The original iPhone SE (Special Edition) was released along with the larger iPhone 6s and 6s Plus. Many users preferred the smaller size of this phone and its flat sides that used the same design as the iPhone 5s.
The original iPhone SE’s exterior differed from the iPhone 5s in its finishes, including four colors, and matte (instead of shiny) edges. Colors for the iPhone SE included Silver (white glass front and a silver aluminum sides and back with a white top and bottom detail); Space Gray (black glass front and a gunmetal gray aluminum sides and back with a black top and bottom detail); Gold (white glass front and a gold aluminum sides and back with a white top and bottom detail); and Rose Gold (white glass front and a pink-tinted gold aluminum sides and back with a white top and bottom detail).
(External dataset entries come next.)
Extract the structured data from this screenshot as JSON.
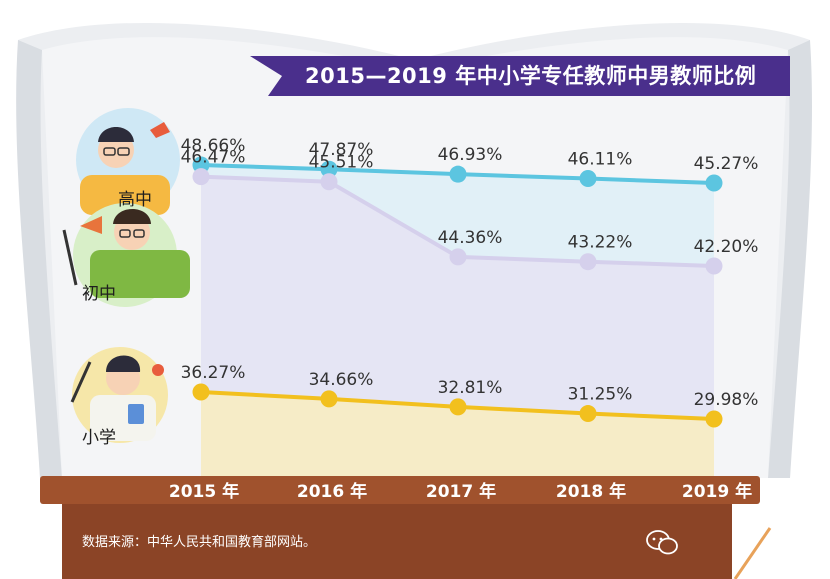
{
  "chart_data": {
    "type": "line",
    "title": "2015—2019 年中小学专任教师中男教师比例",
    "categories": [
      "2015 年",
      "2016 年",
      "2017 年",
      "2018 年",
      "2019 年"
    ],
    "series": [
      {
        "name": "高中",
        "values": [
          48.66,
          47.87,
          46.93,
          46.11,
          45.27
        ],
        "labels": [
          "48.66%",
          "47.87%",
          "46.93%",
          "46.11%",
          "45.27%"
        ],
        "color": "#5cc5e0"
      },
      {
        "name": "初中",
        "values": [
          46.47,
          45.51,
          44.36,
          43.22,
          42.2
        ],
        "labels": [
          "46.47%",
          "45.51%",
          "44.36%",
          "43.22%",
          "42.20%"
        ],
        "color": "#d5d0ec"
      },
      {
        "name": "小学",
        "values": [
          36.27,
          34.66,
          32.81,
          31.25,
          29.98
        ],
        "labels": [
          "36.27%",
          "34.66%",
          "32.81%",
          "31.25%",
          "29.98%"
        ],
        "color": "#f2c01e"
      }
    ],
    "grid": false,
    "legend": "left, as illustrated labels"
  },
  "source_note": "数据来源：中华人民共和国教育部网站。",
  "colors": {
    "title_bg": "#4a2f8c",
    "timeline_bar": "#a0522d",
    "footer_bg": "#8b4426",
    "book_page": "#e9ecef"
  },
  "icons": [
    "teacher-high-school-icon",
    "teacher-middle-school-icon",
    "teacher-primary-school-icon",
    "wechat-icon"
  ]
}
The original iPhone SE used a 4-inch Retina display (1136×640 at 326 ppi). Its two cameras included a rear 12-megapixel iSight camera with a True Tone flash and a front 1.2-megapixel 720p FaceTime camera.
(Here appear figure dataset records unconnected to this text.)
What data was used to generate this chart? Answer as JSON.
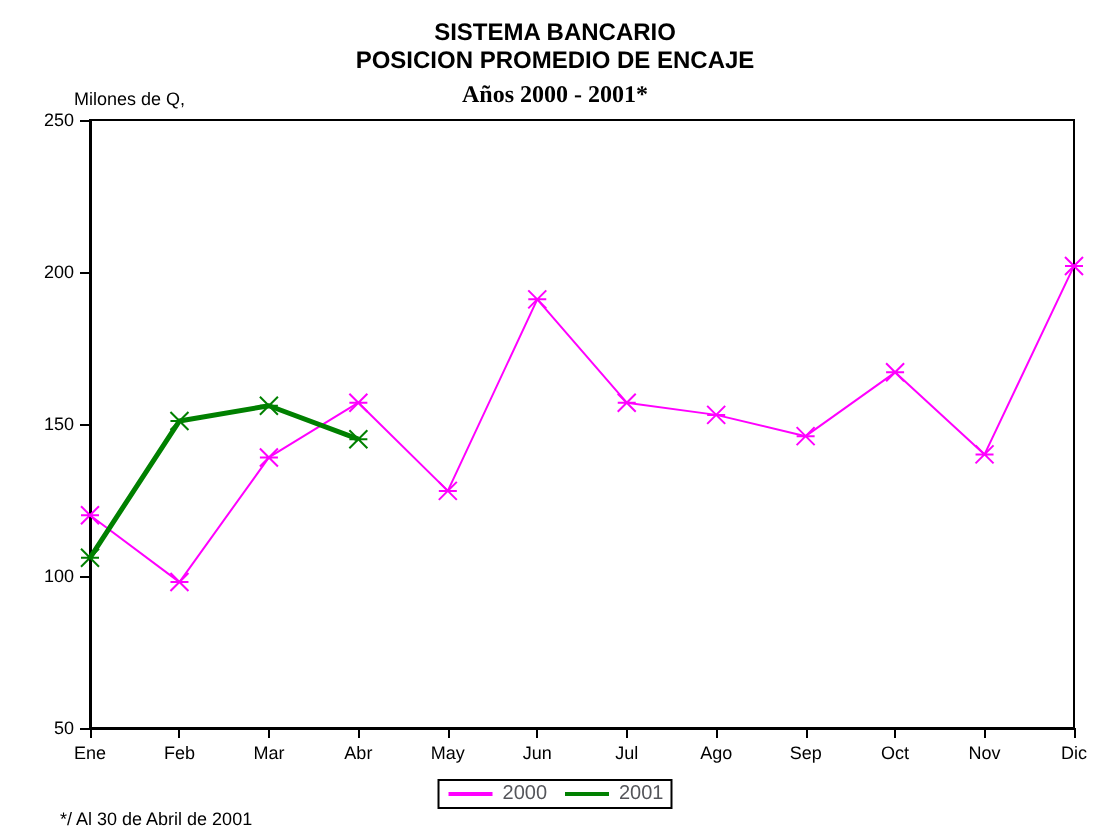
{
  "chart_data": {
    "type": "line",
    "title": "SISTEMA BANCARIO\nPOSICION PROMEDIO DE ENCAJE",
    "subtitle": "Años 2000 - 2001*",
    "ylabel": "Milones de Q,",
    "categories": [
      "Ene",
      "Feb",
      "Mar",
      "Abr",
      "May",
      "Jun",
      "Jul",
      "Ago",
      "Sep",
      "Oct",
      "Nov",
      "Dic"
    ],
    "series": [
      {
        "name": "2000",
        "color": "#ff00ff",
        "values": [
          120,
          98,
          139,
          157,
          128,
          191,
          157,
          153,
          146,
          167,
          140,
          202
        ]
      },
      {
        "name": "2001",
        "color": "#008000",
        "values": [
          106,
          151,
          156,
          145,
          null,
          null,
          null,
          null,
          null,
          null,
          null,
          null
        ]
      }
    ],
    "ylim": [
      50,
      250
    ],
    "yticks": [
      50,
      100,
      150,
      200,
      250
    ],
    "grid": false,
    "legend": "bottom",
    "marker": "cross",
    "annotations": [
      "*/ Al 30 de Abril de 2001"
    ]
  }
}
A Touch ID fingerprint sensor was embedded in the Home button of the iPhone SE. It used Apple’s A9 processor and was available with 16, 32, 64, or 128 GB storage. Wireless connections included 4G/LTE, 802.11ac Wi-Fi, Bluetooth 4.2, and NFC (Apple Pay). Wired connections included a headphone jack and a Lightning connector.
The iPhone SE would become the first iPhone name to be later reused (in April 2020) in a completely different design.
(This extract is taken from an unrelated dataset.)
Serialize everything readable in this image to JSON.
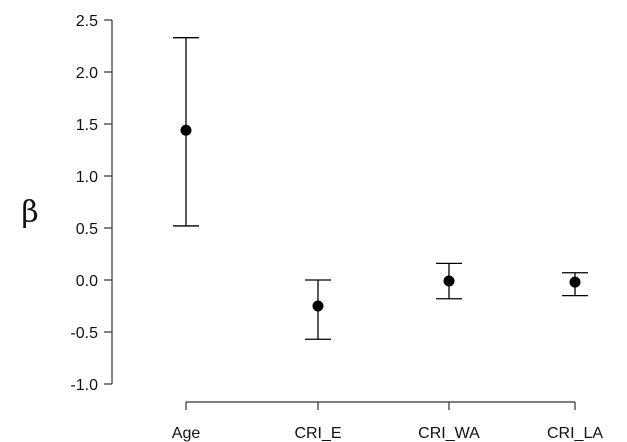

The iPhone 5s was released in 2013 as a successor to the iPhone 5. While previous “s” updates delivered only slight enhancements, the 5s had major upgrades internally and externally. The iPhone 5s included an A7 chip (Apple’s first 64-bit “system-on-a-chip”), Apple’s first fingerprint Touch ID, and greatly enhanced cameras with a flash system that used different color temperatures.
The iPhone 5s was offered in three metallic colors: silver (white glass front with a metallic sliver back), gold (white glass front with a metallic gold back), and space gray (black glass front with metallic gunmetal gray back). Its touch screen was a Retina display (1136 x 640). The back camera was an 8-megapixel iSight camera (1080p), and the front camera was a 1.2 megapixel FaceTime camera (720p).
The A7 chip that powered the iPhone 5s ran at 1.3 GHz and storage was offered at 16, 32, or 64 GB. Wireless connections included 802.11n Wi-Fi, Bluetooth 4.0, and 4G/LTE. Wired connections included the Lightning connector and a standard headphone jack.
This was the first iPhone to ship with iOS 7, the first iOS version designed under Jony Ive that removed the previous “skeuomorphic” design aesthetic that used true-life design elements such as faux textures, drop shadows, glossy surfaces, beveled edges, and other real-world visual cues (e.g., the Notes app icon resembled a legal pad with torn-off pages, the Newsstand app icon that resembled a book case). Instead, iOS 7 icons and interfaces were flat and featured a defined colorful palette.
The iPad Air 2 was the first iPad to use Touch ID. It was announced at an October 2014 Apple event titled, “Change Is in the Air.” This iPad was available in three colors: gold (gold aluminum back with a white glass front), silver (silver aluminum back with a white glass front), and space gray (dark gray aluminum back with a black glass front).
The 9.7-inch touchscreen Retina Display was 2048×1536 (at 264 ppi) and featured an antireflective coating. Internally, it used a three-core 1.5 GHz A8X processor, 2 GB of RAM, and was available with 16, 32, 64, or 128 GB of storage.
Its rear 8-megapixel iSight camera recorded video at 1080p (30 fps), and its front 1.2-megapixel FaceTime HD camera recoded video at 720p.